By Rollo Ross
LOS ANGELES (Reuters) – Spanish director Pedro Almodovar entered new territory with his drama film “The Room Next Door” alongside Oscar-winning actors Julianne Moore and Tilda Swinton.
The 75-year-old director is known for his Spanish-language films like “Women on the Verge of a Nervous Breakdown.” However, “The Room Next Door” is his first English-language production.
“He’s (Almodovar) so quick,” Swinton told Reuters.
“He will give you, if you’re lucky, two takes and you can beg for a third but generally he’s happy and he wants to move on,” she added.
For Swinton, working with the “Talk to Her” director was a “feat of faith,” in which she felt confident.
The film, distributed by Sony Pictures Classics, has a limited release in U.S. theaters on Dec. 20.
The movie is based on the American novel “What Are You Going Through” by Sigrid Nunez and follows Moore’s character, Ingrid Parker, who gets enlisted by her longtime friend Martha Hunt, portrayed by Swinton, to help her die before she succumbs to her cancer.
Although the film is about ending one’s life, Swinton believes that audiences shouldn’t be put off by the themes of death and euthanasia.
“It’s about living.

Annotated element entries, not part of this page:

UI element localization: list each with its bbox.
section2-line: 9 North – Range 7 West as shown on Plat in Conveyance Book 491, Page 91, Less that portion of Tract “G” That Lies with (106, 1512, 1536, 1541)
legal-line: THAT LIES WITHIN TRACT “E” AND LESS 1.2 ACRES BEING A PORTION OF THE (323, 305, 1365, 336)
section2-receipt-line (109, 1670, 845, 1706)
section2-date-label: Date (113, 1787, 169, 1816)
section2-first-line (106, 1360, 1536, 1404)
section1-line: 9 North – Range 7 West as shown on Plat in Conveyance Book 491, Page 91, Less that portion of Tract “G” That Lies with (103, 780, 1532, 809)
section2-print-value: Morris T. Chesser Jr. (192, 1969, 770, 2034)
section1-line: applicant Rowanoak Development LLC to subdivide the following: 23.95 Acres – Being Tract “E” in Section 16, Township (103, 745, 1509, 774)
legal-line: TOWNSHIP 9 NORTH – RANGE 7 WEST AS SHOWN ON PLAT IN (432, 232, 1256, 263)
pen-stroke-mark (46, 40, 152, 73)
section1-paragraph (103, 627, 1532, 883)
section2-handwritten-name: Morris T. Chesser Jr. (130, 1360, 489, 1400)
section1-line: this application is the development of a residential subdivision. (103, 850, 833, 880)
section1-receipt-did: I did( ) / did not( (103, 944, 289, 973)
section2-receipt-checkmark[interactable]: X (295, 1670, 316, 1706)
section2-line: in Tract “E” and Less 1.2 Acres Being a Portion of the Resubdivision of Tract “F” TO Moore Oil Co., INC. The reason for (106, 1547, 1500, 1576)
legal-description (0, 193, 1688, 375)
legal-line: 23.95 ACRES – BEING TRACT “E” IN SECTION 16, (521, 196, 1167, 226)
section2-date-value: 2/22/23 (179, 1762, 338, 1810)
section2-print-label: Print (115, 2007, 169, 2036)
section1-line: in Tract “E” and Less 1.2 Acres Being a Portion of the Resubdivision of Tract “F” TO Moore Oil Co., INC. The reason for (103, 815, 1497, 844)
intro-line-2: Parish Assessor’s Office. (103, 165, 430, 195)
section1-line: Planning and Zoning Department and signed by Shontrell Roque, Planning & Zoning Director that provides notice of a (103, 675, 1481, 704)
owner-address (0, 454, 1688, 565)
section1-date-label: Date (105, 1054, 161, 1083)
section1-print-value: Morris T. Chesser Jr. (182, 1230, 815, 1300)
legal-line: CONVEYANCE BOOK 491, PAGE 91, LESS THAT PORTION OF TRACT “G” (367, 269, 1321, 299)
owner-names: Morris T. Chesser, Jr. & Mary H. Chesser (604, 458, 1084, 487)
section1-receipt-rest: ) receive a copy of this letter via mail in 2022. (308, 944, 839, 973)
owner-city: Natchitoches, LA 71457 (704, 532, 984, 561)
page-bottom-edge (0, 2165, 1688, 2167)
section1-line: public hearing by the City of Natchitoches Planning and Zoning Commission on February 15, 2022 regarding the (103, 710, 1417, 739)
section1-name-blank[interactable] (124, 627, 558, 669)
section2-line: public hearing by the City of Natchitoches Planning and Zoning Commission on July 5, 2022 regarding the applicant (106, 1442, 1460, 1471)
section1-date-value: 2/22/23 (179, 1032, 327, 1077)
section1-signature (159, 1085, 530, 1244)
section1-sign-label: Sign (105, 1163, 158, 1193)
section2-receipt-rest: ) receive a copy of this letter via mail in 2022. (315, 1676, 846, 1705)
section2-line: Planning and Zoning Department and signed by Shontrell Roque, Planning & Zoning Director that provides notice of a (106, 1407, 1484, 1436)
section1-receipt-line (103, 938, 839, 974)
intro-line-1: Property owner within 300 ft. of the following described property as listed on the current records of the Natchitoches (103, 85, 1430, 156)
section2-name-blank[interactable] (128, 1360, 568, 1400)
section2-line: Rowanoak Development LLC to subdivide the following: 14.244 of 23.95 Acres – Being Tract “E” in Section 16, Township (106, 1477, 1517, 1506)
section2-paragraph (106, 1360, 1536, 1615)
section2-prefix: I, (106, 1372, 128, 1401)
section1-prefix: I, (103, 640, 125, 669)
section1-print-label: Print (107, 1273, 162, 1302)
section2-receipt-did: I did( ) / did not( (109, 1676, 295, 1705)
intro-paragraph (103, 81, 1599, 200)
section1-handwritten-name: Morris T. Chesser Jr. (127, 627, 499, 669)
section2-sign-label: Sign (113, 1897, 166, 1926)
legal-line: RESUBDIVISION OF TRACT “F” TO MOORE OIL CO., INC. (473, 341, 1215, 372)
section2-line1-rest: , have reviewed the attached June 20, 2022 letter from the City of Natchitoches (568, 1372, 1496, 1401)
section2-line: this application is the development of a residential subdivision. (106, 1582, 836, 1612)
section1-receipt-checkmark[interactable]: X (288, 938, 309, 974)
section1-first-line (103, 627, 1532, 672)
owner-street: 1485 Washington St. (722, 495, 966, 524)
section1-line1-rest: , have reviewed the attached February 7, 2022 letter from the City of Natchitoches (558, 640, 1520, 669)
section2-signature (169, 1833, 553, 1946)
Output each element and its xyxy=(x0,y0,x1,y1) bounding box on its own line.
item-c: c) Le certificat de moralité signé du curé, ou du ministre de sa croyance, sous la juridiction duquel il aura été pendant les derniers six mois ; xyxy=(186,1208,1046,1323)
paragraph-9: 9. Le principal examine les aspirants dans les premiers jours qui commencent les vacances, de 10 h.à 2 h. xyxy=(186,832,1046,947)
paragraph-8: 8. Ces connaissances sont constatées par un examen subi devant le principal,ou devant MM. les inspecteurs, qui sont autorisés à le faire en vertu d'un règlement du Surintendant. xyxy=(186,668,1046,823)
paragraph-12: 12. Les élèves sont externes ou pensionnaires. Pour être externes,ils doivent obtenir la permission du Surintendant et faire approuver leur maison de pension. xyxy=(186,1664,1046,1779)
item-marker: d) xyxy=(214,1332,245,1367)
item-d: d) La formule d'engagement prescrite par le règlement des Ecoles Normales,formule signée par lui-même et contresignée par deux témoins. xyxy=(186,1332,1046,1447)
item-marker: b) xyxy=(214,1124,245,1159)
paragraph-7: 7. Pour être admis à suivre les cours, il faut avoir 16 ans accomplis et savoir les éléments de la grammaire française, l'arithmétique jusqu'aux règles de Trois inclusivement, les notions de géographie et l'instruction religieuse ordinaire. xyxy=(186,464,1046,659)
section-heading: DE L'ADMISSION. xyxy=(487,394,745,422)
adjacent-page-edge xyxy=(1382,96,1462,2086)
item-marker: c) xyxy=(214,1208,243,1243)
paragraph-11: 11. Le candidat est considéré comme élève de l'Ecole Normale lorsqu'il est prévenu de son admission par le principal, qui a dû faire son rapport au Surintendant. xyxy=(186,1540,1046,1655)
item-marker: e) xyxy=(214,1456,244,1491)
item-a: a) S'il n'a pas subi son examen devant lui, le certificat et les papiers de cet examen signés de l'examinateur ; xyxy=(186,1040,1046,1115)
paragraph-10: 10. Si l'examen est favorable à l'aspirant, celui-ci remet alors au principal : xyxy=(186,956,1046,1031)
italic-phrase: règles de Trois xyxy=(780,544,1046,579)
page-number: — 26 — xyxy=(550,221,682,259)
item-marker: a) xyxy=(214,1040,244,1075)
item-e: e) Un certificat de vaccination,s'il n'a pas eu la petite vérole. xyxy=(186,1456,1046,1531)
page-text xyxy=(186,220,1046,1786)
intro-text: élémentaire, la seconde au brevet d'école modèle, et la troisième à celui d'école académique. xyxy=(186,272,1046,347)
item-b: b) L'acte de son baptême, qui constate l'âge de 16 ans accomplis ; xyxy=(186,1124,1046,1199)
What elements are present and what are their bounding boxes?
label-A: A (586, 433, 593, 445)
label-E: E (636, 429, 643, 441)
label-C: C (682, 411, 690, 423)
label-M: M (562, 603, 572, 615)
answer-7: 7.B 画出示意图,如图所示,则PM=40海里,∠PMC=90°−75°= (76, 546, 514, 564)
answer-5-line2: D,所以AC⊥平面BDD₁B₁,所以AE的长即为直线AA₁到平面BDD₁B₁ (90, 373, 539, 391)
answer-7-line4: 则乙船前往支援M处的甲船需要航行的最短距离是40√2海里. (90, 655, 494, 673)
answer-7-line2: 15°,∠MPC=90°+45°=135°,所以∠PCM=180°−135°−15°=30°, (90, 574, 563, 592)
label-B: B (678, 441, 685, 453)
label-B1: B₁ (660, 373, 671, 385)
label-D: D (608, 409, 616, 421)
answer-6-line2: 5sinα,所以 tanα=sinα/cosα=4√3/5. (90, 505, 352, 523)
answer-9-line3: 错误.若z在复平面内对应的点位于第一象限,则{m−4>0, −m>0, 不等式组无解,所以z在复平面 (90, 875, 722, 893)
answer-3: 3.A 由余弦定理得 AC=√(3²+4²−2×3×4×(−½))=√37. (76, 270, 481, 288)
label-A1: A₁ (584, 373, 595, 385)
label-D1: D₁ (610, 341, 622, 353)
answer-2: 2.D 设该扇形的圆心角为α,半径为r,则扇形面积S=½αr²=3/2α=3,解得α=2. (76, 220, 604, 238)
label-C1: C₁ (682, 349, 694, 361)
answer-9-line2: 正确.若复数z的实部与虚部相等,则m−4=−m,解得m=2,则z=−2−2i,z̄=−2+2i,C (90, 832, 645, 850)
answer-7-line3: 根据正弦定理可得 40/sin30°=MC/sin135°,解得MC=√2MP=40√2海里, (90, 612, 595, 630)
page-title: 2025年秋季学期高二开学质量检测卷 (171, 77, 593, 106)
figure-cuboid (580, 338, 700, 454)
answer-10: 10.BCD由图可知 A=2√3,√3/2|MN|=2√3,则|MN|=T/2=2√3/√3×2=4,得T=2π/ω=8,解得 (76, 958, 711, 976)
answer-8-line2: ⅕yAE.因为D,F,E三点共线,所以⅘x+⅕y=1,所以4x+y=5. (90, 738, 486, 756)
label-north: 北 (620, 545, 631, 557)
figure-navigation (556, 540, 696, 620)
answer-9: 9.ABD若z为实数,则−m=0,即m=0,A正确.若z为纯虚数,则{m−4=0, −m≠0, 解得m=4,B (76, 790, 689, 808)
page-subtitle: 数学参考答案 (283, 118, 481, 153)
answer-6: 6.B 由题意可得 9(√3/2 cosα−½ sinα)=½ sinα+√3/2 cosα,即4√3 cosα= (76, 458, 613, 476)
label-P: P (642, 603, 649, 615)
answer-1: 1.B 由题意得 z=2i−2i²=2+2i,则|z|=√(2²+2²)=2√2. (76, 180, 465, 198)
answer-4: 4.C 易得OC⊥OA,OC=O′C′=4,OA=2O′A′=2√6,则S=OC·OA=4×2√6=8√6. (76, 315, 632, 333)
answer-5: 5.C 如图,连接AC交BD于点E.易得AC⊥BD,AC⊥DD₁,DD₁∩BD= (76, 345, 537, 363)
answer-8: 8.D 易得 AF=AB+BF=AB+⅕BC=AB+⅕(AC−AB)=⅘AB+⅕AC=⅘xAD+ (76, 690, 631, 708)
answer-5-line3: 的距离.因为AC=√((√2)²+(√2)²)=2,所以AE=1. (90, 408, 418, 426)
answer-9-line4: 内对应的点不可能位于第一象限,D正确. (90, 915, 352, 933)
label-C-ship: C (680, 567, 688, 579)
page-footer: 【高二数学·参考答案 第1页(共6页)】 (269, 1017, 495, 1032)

It’s how to make one’s dying a life and how to find what Martha’s talking about, this quest for, which is a good death,” she said.
“That seems such a reasonable thing for us to want and should be a very achievable thing for states to support people in finding,” Swinton added.
The film won the coveted Golden Lion prize at the Venice Film Festival, which Moore found bewildering.
“The paint was barely dry on this movie,” the “Still Alice” actor said.
“You know, we had just finished it. We had just finished shooting it in New York City in May and suddenly found ourselves at the end of August at the Venice Film Festival,” she said.
“So, our heads were spinning. We’re like, ‘How do we go from just barely finishing this movie to having it win the Golden Lion?’ That being said, my God, we were so thrilled and so, so thrilled for Pedro too, who really deserved that honor,” she added.